5.11  Risk of Overdose in Patients With Moderate to Severe Hepatic Impairment

In a pharmacokinetic study in subjects dosed with buprenorphine sublingual tablets, buprenorphine plasma levels were found to be higher and the half-life was found to be longer in subjects with moderate and severe hepatic impairment, but not in subjects with mild hepatic impairment. For patients with severe hepatic impairment, a dose adjustment is recommended, and patients with moderate or severe hepatic impairment should be monitored for signs and symptoms of toxicity or overdose caused by increased levels of buprenorphine. [see Dosage and Administration (2.5), Use in Specific Populations (8.6)].

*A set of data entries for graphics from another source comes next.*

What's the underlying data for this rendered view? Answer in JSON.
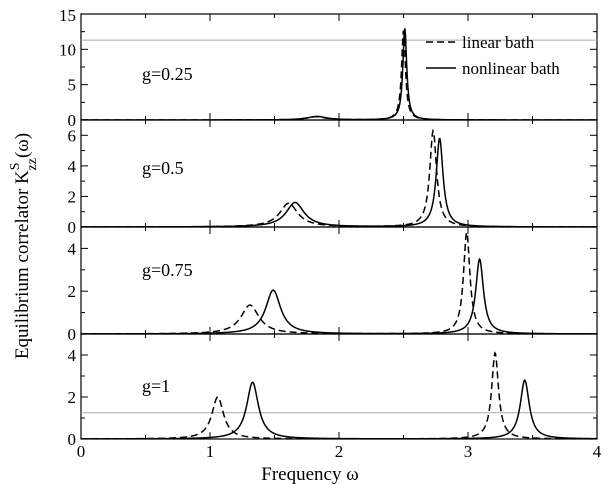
{
  "figure": {
    "xlabel": "Frequency ω",
    "ylabel_main": "Equilibrium correlator K",
    "ylabel_sup": "S",
    "ylabel_sub": "zz",
    "ylabel_arg": "(ω)"
  },
  "legend": {
    "items": [
      {
        "label": "linear bath",
        "style": "dashed"
      },
      {
        "label": "nonlinear bath",
        "style": "solid"
      }
    ]
  },
  "chart_data": [
    {
      "type": "line",
      "panel_label": "g=0.25",
      "xlim": [
        0,
        4
      ],
      "ylim": [
        0,
        15
      ],
      "xticks": [
        0,
        1,
        2,
        3,
        4
      ],
      "yticks": [
        0,
        5,
        10,
        15
      ],
      "hline": 11.3,
      "series": [
        {
          "name": "linear bath",
          "style": "dashed",
          "peaks": [
            {
              "center": 1.82,
              "height": 0.45,
              "width": 0.09
            },
            {
              "center": 2.5,
              "height": 12.7,
              "width": 0.018
            }
          ]
        },
        {
          "name": "nonlinear bath",
          "style": "solid",
          "peaks": [
            {
              "center": 1.83,
              "height": 0.5,
              "width": 0.09
            },
            {
              "center": 2.51,
              "height": 13.0,
              "width": 0.018
            }
          ]
        }
      ]
    },
    {
      "type": "line",
      "panel_label": "g=0.5",
      "xlim": [
        0,
        4
      ],
      "ylim": [
        0,
        7
      ],
      "xticks": [
        0,
        1,
        2,
        3,
        4
      ],
      "yticks": [
        0,
        2,
        4,
        6
      ],
      "series": [
        {
          "name": "linear bath",
          "style": "dashed",
          "peaks": [
            {
              "center": 1.61,
              "height": 1.55,
              "width": 0.085
            },
            {
              "center": 2.73,
              "height": 6.3,
              "width": 0.032
            }
          ]
        },
        {
          "name": "nonlinear bath",
          "style": "solid",
          "peaks": [
            {
              "center": 1.66,
              "height": 1.6,
              "width": 0.085
            },
            {
              "center": 2.78,
              "height": 5.8,
              "width": 0.032
            }
          ]
        }
      ]
    },
    {
      "type": "line",
      "panel_label": "g=0.75",
      "xlim": [
        0,
        4
      ],
      "ylim": [
        0,
        5
      ],
      "xticks": [
        0,
        1,
        2,
        3,
        4
      ],
      "yticks": [
        0,
        2,
        4
      ],
      "series": [
        {
          "name": "linear bath",
          "style": "dashed",
          "peaks": [
            {
              "center": 1.31,
              "height": 1.35,
              "width": 0.085
            },
            {
              "center": 2.99,
              "height": 4.75,
              "width": 0.03
            }
          ]
        },
        {
          "name": "nonlinear bath",
          "style": "solid",
          "peaks": [
            {
              "center": 1.49,
              "height": 2.05,
              "width": 0.07
            },
            {
              "center": 3.09,
              "height": 3.5,
              "width": 0.036
            }
          ]
        }
      ]
    },
    {
      "type": "line",
      "panel_label": "g=1",
      "xlim": [
        0,
        4
      ],
      "ylim": [
        0,
        5
      ],
      "xticks": [
        0,
        1,
        2,
        3,
        4
      ],
      "yticks": [
        0,
        2,
        4
      ],
      "hline": 1.25,
      "series": [
        {
          "name": "linear bath",
          "style": "dashed",
          "peaks": [
            {
              "center": 1.06,
              "height": 2.0,
              "width": 0.055
            },
            {
              "center": 3.21,
              "height": 4.1,
              "width": 0.032
            }
          ]
        },
        {
          "name": "nonlinear bath",
          "style": "solid",
          "peaks": [
            {
              "center": 1.33,
              "height": 2.7,
              "width": 0.055
            },
            {
              "center": 3.44,
              "height": 2.8,
              "width": 0.042
            }
          ]
        }
      ]
    }
  ]
}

5.12  Anaphylactic/Allergic Reactions

Cases of acute and chronic hypersensitivity to buprenorphine have been reported both in clinical trials and in post-marketing experience.  The most common signs and symptoms include rashes, hives, and pruritus.  Cases of bronchospasm, angioneurotic edema, and anaphylactic shock have been reported.  BELBUCA is contraindicated in patients with a history of hypersensitivity to buprenorphine.

5.13  Risk of Use in Patients with Gastrointestinal Conditions

BELBUCA is contraindicated in patients with known or suspected gastrointestinal obstruction, including paralytic ileus.

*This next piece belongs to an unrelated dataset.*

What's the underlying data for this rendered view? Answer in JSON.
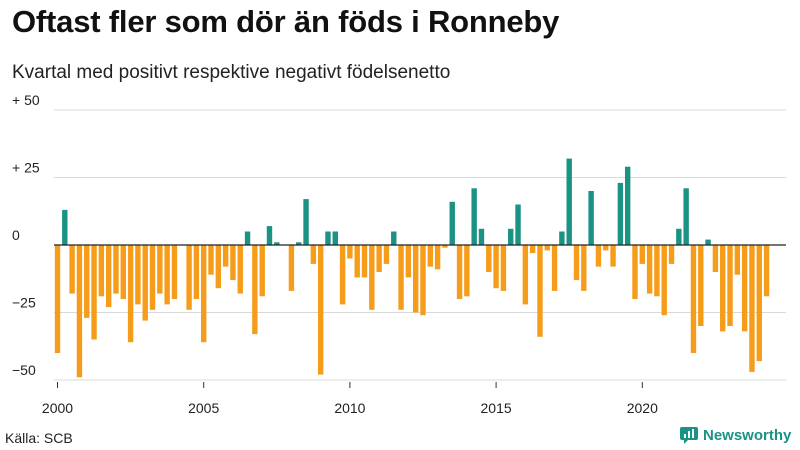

BELBUCA may cause spasm of the sphincter of Oddi. Opioids may cause increases in the serum amylase.  Monitor patients with biliary tract disease, including acute pancreatitis, for worsening symptoms.

5.14  Increased Risk of Seizures in Patients with Seizure Disorders

Buprenorphine may increase the frequency of seizures in patients with seizure disorders and may increase the risk of seizures occurring in other clinical settings associated with seizures. Monitor patients with a history of seizure disorders for worsened seizure control during BELBUCA therapy.

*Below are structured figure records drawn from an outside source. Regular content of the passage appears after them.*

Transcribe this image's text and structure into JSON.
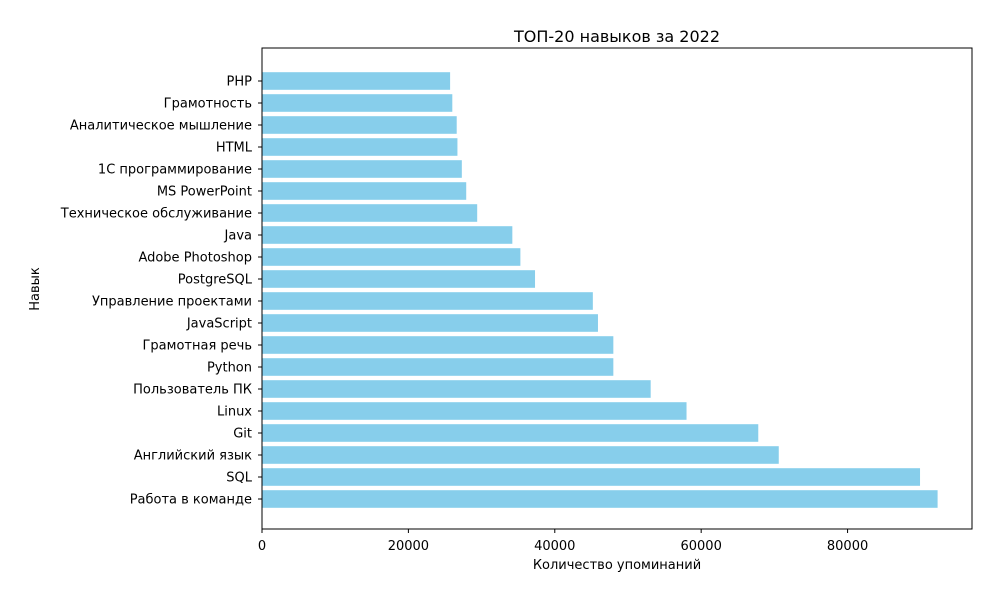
{
  "chart_data": {
    "type": "bar",
    "orientation": "horizontal",
    "title": "ТОП-20 навыков за 2022",
    "xlabel": "Количество упоминаний",
    "ylabel": "Навык",
    "xlim": [
      0,
      97000
    ],
    "xticks": [
      0,
      20000,
      40000,
      60000,
      80000
    ],
    "grid": false,
    "legend": "none",
    "bar_color": "#87ceeb",
    "categories": [
      "Работа в команде",
      "SQL",
      "Английский язык",
      "Git",
      "Linux",
      "Пользователь ПК",
      "Python",
      "Грамотная речь",
      "JavaScript",
      "Управление проектами",
      "PostgreSQL",
      "Adobe Photoshop",
      "Java",
      "Техническое обслуживание",
      "MS PowerPoint",
      "1С программирование",
      "HTML",
      "Аналитическое мышление",
      "Грамотность",
      "PHP"
    ],
    "values": [
      92300,
      89900,
      70600,
      67800,
      58000,
      53100,
      48000,
      48000,
      45900,
      45200,
      37300,
      35300,
      34200,
      29400,
      27900,
      27300,
      26700,
      26600,
      26000,
      25700
    ]
  }
}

5.15  Risks of Use in Cancer Patients with Oral Mucositis

Cancer patients with oral mucositis may absorb buprenorphine more rapidly than intended and are likely to experience higher plasma levels of the opioid.   For patients with known or suspected mucositis, a dose reduction is recommended.  Monitor these patients carefully for signs and symptoms of toxicity or overdose caused by increased levels of buprenorphine.  [see Dosage and Administration (2.6), Clinical Pharmacology (12.3)].

5.16  Risks of Driving and Operating Machinery

BELBUCA may impair the mental and physical abilities needed to perform potentially hazardous activities such as driving a car or operating machinery.  Warn patients not to drive or operate dangerous machinery unless they are tolerant to side effects of BELBUCA and know how they will react to the medication.